For the year, the Company's sales increased 1% to $933.8 million over 2011 sales of $920.6 million. On a comparable 53-week basis, total sales for the fiscal year ended February 2, 2013 decreased 1% and same-store sales decreased 4% from last year.
"Cato faced a very difficult year in 2012," stated John Cato, Chairman, President and Chief Executive Officer. "The already weak economic environment was further impacted by political uncertainty, tax changes and higher costs that negatively impacted our customer."
4Q AND 2012 REVIEW
In the fourth quarter, gross margin increased 20 basis points over the prior year to 34.8% of sales primarily due to higher merchandise margin, somewhat offset by higher store occupancy costs. Selling, general and administrative expenses were 28.3% of sales, compared to 26.7% in the prior year. SG&A costs as a percent of sales were higher primarily due to the deleveraging of store payroll costs and higher impairment costs, partially offset by lower accrued incentive compensation. The Company's effective income tax rate increased to 40.0% from 35.2% last year due to higher state taxes and a correction of an immaterial prior period error.

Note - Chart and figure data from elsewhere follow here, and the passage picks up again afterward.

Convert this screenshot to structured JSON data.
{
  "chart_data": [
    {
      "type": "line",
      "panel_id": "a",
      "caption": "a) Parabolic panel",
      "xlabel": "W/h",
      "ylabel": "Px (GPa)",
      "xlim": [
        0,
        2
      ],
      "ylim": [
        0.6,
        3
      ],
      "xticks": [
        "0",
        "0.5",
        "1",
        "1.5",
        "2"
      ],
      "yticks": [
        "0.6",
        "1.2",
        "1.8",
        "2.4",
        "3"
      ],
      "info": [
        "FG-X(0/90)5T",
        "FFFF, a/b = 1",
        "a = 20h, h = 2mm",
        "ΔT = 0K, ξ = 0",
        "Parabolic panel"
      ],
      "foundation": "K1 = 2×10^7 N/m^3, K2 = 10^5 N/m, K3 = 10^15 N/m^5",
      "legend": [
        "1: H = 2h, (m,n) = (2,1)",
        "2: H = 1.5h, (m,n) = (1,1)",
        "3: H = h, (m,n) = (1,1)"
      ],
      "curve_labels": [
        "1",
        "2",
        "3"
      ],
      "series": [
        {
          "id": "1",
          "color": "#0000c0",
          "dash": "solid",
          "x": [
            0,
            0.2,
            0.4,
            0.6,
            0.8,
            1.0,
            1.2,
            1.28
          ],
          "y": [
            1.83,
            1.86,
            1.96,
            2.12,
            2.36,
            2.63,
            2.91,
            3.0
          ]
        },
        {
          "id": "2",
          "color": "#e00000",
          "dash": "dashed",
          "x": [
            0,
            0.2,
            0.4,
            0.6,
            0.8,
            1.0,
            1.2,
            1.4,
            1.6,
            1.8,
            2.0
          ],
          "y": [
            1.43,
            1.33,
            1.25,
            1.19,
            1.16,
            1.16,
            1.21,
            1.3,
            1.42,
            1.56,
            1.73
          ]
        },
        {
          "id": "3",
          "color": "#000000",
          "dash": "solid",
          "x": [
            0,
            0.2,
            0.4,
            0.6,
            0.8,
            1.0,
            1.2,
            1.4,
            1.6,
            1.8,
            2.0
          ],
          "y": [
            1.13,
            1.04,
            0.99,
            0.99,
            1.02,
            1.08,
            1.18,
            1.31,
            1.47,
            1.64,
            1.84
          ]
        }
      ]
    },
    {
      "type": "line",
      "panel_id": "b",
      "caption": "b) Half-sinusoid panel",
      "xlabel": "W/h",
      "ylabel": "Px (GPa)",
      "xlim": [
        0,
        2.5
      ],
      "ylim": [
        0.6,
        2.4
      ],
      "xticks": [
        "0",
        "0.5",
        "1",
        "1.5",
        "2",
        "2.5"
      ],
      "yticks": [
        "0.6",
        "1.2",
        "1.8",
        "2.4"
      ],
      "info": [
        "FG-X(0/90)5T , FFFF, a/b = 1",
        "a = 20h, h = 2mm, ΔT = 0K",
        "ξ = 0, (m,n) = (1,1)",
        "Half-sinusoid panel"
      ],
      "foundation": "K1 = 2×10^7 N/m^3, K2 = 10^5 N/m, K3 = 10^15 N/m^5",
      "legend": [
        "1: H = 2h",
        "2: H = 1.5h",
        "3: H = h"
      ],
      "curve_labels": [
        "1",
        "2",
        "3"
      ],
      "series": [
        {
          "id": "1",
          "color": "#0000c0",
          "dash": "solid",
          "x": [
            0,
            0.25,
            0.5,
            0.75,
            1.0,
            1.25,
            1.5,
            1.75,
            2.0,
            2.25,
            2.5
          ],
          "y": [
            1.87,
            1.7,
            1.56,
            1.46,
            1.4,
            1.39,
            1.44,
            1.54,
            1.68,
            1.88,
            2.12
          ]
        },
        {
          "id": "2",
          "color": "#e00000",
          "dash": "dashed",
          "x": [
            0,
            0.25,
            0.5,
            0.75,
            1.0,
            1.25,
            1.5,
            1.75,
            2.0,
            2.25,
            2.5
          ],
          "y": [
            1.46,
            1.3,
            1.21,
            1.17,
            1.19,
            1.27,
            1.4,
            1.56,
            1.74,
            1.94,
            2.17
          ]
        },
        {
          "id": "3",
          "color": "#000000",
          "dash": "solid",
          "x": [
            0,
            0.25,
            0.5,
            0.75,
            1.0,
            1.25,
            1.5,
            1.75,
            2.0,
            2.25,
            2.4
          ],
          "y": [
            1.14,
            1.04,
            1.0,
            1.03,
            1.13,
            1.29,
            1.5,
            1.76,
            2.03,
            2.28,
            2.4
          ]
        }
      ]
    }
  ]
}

For 2012, gross margin increased 10 basis points to 37.7% of sales primarily due to higher merchandise margin, partially offset by higher store occupancy costs. Selling, general and administrative expenses increased to 26.2% of sales due to the same reasons as the fourth quarter. The Company's effective income tax rate increased to 37.7% from 35.3% last year primarily due to the reasons discussed above for the fourth quarter.
"Cato continues to maintain a strong balance sheet, with approximately $200 million in cash and short-term investments and no debt," commented Mr. Cato. During 2012, the Company returned $87.2 million in profits to shareholders through dividends.
The dividends paid in 2012 include the acceleration of 2013's full dividend of $1.00 and a special dividend of $1.00. In late February 2013, the Company increased its dividend by an annualized amount of $0.20, a 20% increase over the annualized dividend rate for 2012, exclusive of the special dividend and accelerated 2013 dividend discussed above.
For the fiscal year ended February 2, 2013, the Company opened 34 stores, relocated nine stores and closed 12 stores. The closings for the year include two It's Fashion stores closed to open It's Fashion Metro stores in the same market. As of February 2, 2013, the Company operated 1,310 stores in 31 states.